SKB has chosen a method and a location for
the final repository for the spent nuclear fuel.
The method entails encapsulating the nuclear
fuel in copper canisters. The canisters are
then placed in the bedrock under Forsmark
at a depth of approximately 500 meters,
embedded in bentonite clay. After many years, when the deposition work is finished, the tunnels and rock chambers are sealed.
The final repository will be a comprehensive facility with strict reliability and cost effectiveness requirements for many years. Meeting these requirements requires a well-developed maintenance concept, as well as a life cycle perspective in the development of all the machines and equipment needed for the final repository.
On behalf of SKB, Systecon completed an initial study of the maintenance concept for the would-be final repository of spent nuclear fuel. The assignment involved the strategic maintenance analysis of machines and equipment, for the purpose of identifying and evaluating the requirements for deciding if maintenance should be performed above or under ground, and whether it should be carried out internally or outsourced to maintenance suppliers/contractors.
The maintenance analysis data produced information that was compiled and calculated with the LCC application CATLOC, a tool for life cycle cost calculations developed by Systecon. Changes in the maintenance setup and/or structure can be quickly modeled, so that the application can process and analyze future potential changes in the final repository.
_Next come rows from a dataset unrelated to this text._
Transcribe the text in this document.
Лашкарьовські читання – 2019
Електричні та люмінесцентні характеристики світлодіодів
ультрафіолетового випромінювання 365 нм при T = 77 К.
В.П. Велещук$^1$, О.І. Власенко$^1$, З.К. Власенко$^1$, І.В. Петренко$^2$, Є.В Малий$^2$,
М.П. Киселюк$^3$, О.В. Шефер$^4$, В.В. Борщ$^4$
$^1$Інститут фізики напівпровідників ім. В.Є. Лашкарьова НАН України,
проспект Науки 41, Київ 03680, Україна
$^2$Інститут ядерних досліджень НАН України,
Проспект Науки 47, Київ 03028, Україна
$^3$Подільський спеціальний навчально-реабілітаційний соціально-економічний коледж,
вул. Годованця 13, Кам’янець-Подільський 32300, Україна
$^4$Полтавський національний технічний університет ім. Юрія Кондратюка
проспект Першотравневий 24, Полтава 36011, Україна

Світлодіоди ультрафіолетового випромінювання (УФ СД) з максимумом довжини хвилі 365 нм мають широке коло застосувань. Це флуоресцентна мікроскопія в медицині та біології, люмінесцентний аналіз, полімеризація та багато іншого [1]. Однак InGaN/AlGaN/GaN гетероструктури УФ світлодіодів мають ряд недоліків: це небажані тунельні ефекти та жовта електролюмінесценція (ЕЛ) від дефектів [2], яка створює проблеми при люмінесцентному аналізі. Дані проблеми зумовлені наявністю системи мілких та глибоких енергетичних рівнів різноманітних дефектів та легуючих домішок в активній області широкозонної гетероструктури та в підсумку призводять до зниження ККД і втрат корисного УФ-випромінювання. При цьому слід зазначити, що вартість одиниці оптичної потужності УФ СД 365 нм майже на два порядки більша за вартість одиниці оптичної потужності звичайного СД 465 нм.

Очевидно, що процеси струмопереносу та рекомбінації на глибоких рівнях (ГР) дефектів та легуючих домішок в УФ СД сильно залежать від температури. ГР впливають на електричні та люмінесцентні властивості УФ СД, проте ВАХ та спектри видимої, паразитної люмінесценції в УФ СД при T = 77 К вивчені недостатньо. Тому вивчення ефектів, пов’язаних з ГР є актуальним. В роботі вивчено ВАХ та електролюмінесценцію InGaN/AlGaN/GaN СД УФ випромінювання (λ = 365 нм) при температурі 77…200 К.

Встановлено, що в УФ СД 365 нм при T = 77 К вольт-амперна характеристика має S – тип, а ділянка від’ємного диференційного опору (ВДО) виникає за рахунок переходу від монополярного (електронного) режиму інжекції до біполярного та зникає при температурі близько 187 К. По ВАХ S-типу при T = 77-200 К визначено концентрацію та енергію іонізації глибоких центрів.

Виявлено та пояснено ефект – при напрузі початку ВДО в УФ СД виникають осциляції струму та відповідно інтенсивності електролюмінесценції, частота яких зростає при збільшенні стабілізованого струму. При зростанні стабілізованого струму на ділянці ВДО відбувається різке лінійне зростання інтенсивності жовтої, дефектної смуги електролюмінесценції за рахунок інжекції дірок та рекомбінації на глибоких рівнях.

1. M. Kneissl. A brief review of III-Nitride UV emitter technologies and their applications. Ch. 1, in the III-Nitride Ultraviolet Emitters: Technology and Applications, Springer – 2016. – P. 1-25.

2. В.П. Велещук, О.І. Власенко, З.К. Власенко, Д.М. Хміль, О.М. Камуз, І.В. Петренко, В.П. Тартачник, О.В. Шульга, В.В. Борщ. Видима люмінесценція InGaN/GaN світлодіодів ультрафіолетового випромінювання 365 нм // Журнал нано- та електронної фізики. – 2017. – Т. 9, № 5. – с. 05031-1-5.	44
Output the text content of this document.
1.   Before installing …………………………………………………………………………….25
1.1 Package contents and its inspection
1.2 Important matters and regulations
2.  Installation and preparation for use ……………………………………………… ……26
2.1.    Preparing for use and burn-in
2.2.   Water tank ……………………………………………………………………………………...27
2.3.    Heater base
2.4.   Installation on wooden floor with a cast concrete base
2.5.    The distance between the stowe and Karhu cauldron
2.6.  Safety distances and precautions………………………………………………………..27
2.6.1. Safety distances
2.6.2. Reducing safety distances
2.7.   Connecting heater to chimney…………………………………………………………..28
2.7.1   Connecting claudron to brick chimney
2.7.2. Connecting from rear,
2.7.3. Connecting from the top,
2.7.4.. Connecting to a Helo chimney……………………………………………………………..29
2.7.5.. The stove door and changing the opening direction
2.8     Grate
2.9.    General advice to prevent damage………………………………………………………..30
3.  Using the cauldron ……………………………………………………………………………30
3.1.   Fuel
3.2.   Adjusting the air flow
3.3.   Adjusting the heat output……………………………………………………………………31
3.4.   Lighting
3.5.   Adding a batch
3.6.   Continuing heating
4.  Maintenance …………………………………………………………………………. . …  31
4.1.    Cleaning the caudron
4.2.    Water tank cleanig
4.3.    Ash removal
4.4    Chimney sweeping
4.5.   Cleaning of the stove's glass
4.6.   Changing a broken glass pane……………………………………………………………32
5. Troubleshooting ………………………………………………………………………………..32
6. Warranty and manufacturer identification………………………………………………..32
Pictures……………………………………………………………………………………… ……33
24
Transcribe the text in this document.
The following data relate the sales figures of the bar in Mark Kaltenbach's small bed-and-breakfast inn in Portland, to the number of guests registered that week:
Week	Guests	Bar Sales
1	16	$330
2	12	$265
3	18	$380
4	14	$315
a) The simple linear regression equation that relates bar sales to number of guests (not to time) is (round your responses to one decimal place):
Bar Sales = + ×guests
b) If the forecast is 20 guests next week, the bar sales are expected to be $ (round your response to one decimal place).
All results obtained can then conveniently be evaluated using different sensitivity analysis tools in CATLOC. The study resulted in a proposed final repository maintenance concept that includes the costs of performing the maintenance.
Together with SKB, Systecon developed a general work process in order to get an overall perspective from the outset in the development of machines and equipment. Focus was on reliablity and LCC. Systematic requirements management and configuration management then provide control over the technical systems throughout the life cycle by identifying a baseline and then control the changes in technology, software and documentation.
By analyzing the reliability and LCC early in development, the problem areas are quickly identified and analyzed. Thus, measures may be introduced early and at significantly lower cost than if the problems are discovered during operation, while minimizing future costs for the repository is large.